# bullet drop



## karma (Sep 11, 2007)

OK, dumb question...
What would you say, ON AVERAGE, if your 50 cal sabot pushed by 100 gr triple 7 is zeroed in at 100 yards -- where would your bullet hit at 50 yards. And where would it hit at, say, 125 yards. Just on average, I know there are many variables.

I put a new scope on my muzzy and got it zeroed at 100 yards but I forgot to test it at other yardages. I would really appreciate what you guys (and gals) have found out about this.

Hope you are all as excited about Sept 26th as I am! And good luck to all.


----------



## sagebrush (Sep 8, 2007)

depends on your powder charge and bullet weight, but I would say anywhere from 1" at 50 yards to 2" at 125 yards high.
well within a 5" circle


----------



## karma (Sep 11, 2007)

sagebrush said:


> depends on your powder charge and bullet weight, but I would say anywhere from 1" at 50 yards to 2" at 125 yards high.
> well within a 5" circle


Thenks for the info, Sage. 100 gr powder. 250 gr bullet.

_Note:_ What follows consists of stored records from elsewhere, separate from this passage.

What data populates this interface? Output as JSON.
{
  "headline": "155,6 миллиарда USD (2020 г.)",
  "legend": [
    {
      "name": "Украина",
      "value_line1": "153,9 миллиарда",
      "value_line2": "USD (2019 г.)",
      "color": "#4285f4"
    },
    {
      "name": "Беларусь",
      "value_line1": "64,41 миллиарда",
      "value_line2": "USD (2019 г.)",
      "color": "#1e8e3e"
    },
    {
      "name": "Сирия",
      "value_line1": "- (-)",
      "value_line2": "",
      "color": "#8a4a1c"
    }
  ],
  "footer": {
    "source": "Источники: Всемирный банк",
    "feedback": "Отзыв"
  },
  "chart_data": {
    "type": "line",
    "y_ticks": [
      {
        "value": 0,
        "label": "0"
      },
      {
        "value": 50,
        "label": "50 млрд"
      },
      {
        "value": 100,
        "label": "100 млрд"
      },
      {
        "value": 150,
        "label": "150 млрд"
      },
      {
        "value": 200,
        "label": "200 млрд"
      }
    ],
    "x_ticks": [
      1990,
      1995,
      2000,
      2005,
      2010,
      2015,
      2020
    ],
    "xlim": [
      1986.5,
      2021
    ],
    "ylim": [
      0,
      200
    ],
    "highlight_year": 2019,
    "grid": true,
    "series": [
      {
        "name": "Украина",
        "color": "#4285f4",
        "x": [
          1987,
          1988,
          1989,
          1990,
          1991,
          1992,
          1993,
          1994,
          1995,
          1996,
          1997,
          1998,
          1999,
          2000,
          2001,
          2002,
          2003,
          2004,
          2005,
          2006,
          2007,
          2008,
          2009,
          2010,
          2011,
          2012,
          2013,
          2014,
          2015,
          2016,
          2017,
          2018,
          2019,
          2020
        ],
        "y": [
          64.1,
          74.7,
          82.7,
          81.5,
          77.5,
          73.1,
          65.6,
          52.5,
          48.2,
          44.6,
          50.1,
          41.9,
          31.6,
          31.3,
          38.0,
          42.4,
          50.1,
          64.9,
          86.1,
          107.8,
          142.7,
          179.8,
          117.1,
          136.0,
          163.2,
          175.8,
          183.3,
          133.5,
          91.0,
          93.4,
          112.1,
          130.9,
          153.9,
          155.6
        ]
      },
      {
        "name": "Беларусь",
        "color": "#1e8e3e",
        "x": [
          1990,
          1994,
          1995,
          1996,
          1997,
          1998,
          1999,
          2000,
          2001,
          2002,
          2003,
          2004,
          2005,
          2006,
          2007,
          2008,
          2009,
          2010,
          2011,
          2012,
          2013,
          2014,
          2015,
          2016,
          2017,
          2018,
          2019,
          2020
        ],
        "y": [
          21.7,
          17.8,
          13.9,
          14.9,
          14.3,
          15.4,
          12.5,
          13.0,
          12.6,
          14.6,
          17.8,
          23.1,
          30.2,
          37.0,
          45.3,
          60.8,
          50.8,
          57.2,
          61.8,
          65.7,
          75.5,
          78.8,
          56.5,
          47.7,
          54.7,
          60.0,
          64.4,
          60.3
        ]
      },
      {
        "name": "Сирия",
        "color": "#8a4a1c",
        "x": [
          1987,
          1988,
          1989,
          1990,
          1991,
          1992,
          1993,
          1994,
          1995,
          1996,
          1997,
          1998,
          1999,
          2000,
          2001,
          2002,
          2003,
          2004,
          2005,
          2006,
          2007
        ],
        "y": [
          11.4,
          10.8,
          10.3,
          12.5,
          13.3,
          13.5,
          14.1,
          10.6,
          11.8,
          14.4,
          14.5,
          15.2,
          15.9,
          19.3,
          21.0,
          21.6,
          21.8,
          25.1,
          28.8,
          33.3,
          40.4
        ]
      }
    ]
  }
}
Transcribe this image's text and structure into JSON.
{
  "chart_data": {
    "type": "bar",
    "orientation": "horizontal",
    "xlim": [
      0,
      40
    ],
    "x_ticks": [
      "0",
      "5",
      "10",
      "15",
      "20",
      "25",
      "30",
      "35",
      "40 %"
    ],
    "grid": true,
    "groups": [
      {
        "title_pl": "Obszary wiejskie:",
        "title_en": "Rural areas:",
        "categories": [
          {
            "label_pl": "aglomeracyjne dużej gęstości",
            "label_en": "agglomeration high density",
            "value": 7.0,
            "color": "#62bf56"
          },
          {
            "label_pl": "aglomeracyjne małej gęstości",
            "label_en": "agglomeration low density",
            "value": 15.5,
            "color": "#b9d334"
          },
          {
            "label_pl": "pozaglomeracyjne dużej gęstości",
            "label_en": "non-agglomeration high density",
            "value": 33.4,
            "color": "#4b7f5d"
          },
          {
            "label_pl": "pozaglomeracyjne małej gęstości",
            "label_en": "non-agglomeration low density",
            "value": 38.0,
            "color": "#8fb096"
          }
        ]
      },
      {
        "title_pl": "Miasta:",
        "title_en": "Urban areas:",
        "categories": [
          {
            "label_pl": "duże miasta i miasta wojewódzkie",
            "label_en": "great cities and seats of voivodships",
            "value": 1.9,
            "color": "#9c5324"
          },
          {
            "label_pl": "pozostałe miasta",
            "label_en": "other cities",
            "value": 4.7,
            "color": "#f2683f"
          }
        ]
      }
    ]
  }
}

Only an inch high at 50 yards, and 2" low at 125? SWEET!


----------



## taxidermist (Sep 11, 2007)

It all depends on the speed of the bullet as well. I am shooting a .40 cal. 200 gr. bullet from a .45 cal. rifle, and I am 4 inches high at 100 yards, and can hit a milk jug full of water at 225 yds. My bullet velocity two feet from the end of the barrel is 1,980 fps. To be sure, go out and shoot at 150 tds. and 50 tds. to make sure YOU KNOW where it is hitting.


----------



## NHS (Sep 7, 2007)

taxidermist said:


> To be sure, go out and shoot at 150 tds. and 50 tds. to make sure YOU KNOW where it is hitting.


Great advise.


----------



## karma (Sep 11, 2007)

taxidermist said:


> It all depends on the speed of the bullet as well. I am shooting a .40 cal. 200 gr. bullet from a .45 cal. rifle, and I am 4 inches high at 100 yards, and can hit a milk jug full of water at 225 yds. My bullet velocity two feet from the end of the barrel is 1,980 fps. To be sure, go out and shoot at 150 tds. and 50 tds. to make sure YOU KNOW where it is hitting.


Thanx, Taxi. I guess I'd better get out there again. I sure would hate to miss or even worse, wound, an animal.


----------